Cosa c’entra l’Italia con la guerra di Erdogan in Siria? Il 9 ottobre è partita l’offensiva turca contro i curdi, e nei prossimi interventi potrebbero essere utilizzate le armi che l’Italia ha venduto alla Turchia, diventando così “indirettamente complice” del massacro. Il nostro Paese, infatti, dal 2016 al 2018 ha ricevuto autorizzazioni per l’esportazione di 761,8 milioni di euro di armamenti verso la Turchia. 362 milioni solo nell’ultimo anno. A certificarlo è la relazione di Camera e Senato resa nota nel maggio scorso.
Questa cifra, come riportato nello stesso documento, “colloca la Turchia tra i primi 25 Paesi destinatari di licenze individuali di esportazione nel 2018”, per la precisione tra i primi tre, dopo il Qatar e il Pakistan. Se invece teniamo conto del dato complessivo a partire dal 2015 le autorizzazioni concesse per l’esportazioni di armi salgono a 890,6 milioni di euro.
Cgil, Arci, Anpi, e Rete italiana per il disarmo hanno già fatto un appello pubblico al ministro degli Esteri Di Maio perché fermi la vendita di armi alla Turchia. Alla luce degli attacchi degli ultimi giorni resta infatti discutibile che questo tipo di forniture possa continuare ad essere autorizzata in base alla normativa italiana. La legge 185 del 1990 impedisce chiaramente che si possano inviare armi “in paesi in stato di conflitto”, per questo l’invio di bombe, aerei e munizioni da parte dell’Italia risulta estremamente problematico.
Capire quali tipologie di armamento l’Italia stia esportando verso la Turchia è decisamente complesso. Ciò che è sicuro è che l’Italia invia armi complete, non si parla infatti di “semilavorati” ma di “bombe e missili”. Nel 2008 l’azienda di Stato AugustaWestland, poi confluita in Finmeccanica e oggi nota come Leonardo, aveva concesso all’azienda turca Tai (Turkish Aerospace Industries), una licenza di coproduzione degli elicotteri italiani AW 129 Mangusta.
Grazie a questa licenza la Turchia ha potuto produrre in casa l’elicottero T129 ATAK, una copia dell’elicottero da attacco italiano.

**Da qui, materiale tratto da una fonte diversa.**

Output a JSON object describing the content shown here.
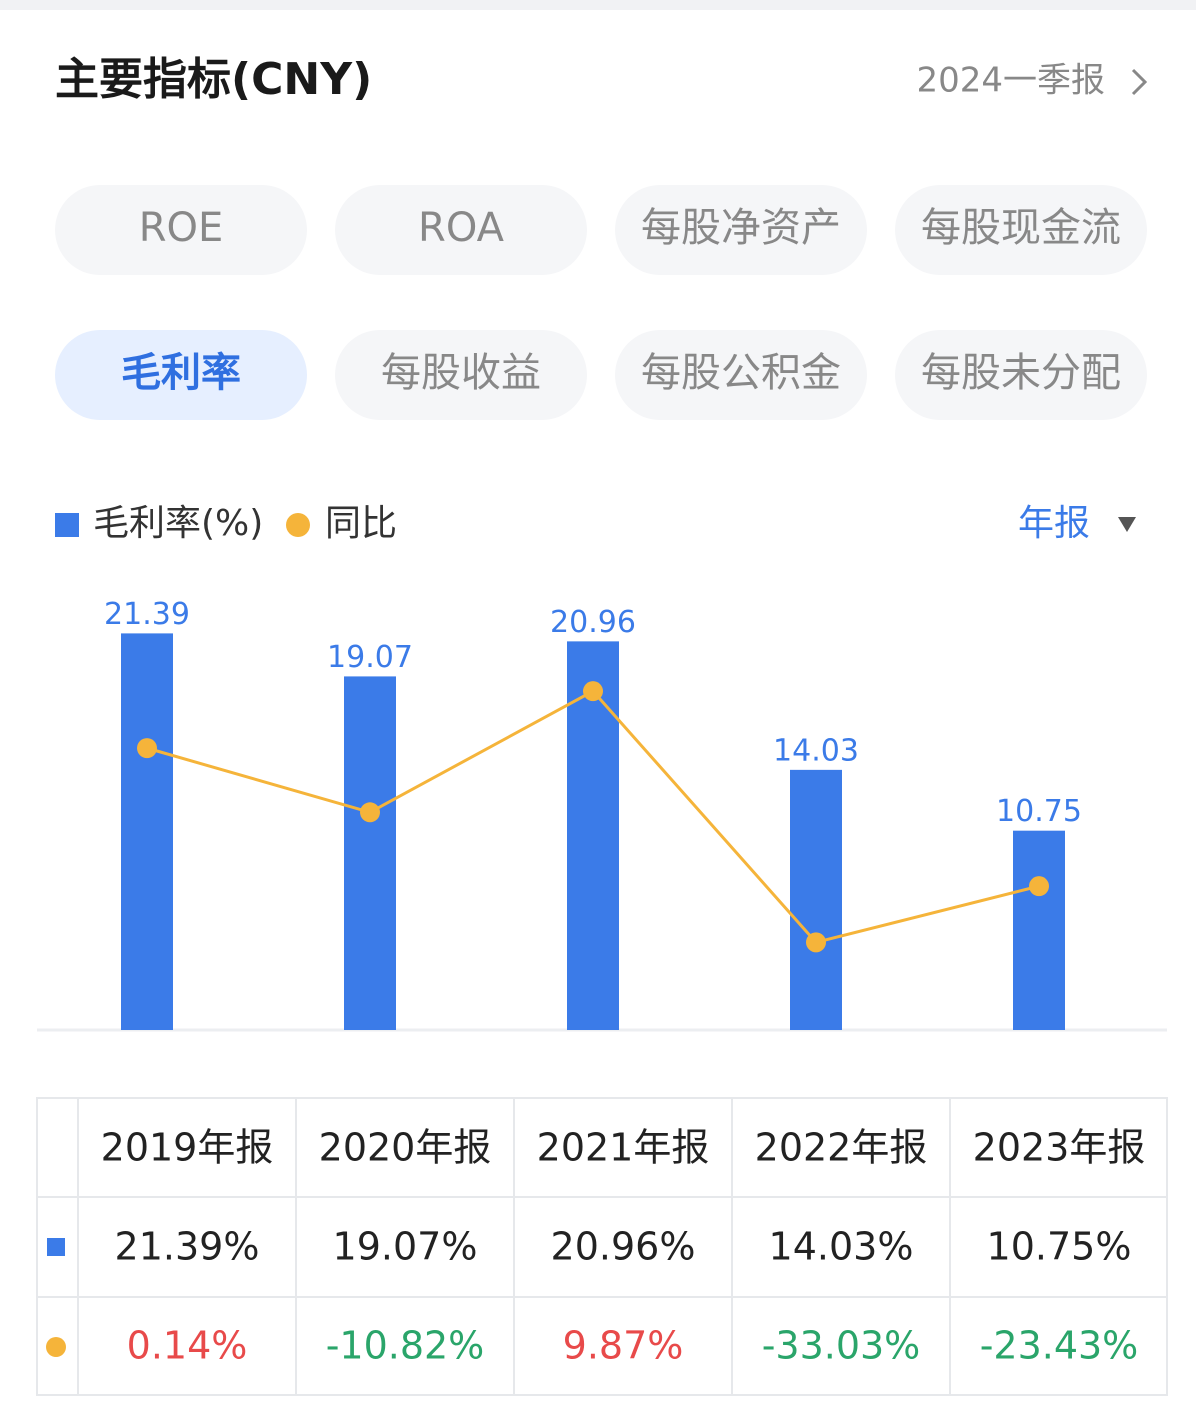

Il contratto di licenza ammontava a oltre 1,2 miliardi di euro e gli elicotteri venivano realizzati completamente in Turchia, il “know-how” però era italiano. Il frutto dell’inchiesta è stato reso pubblico anche attraverso un video, realizzato in collaborazione con il programma Report. Tra i primi a darne notizia, il giornalista Antonio Mazzeo.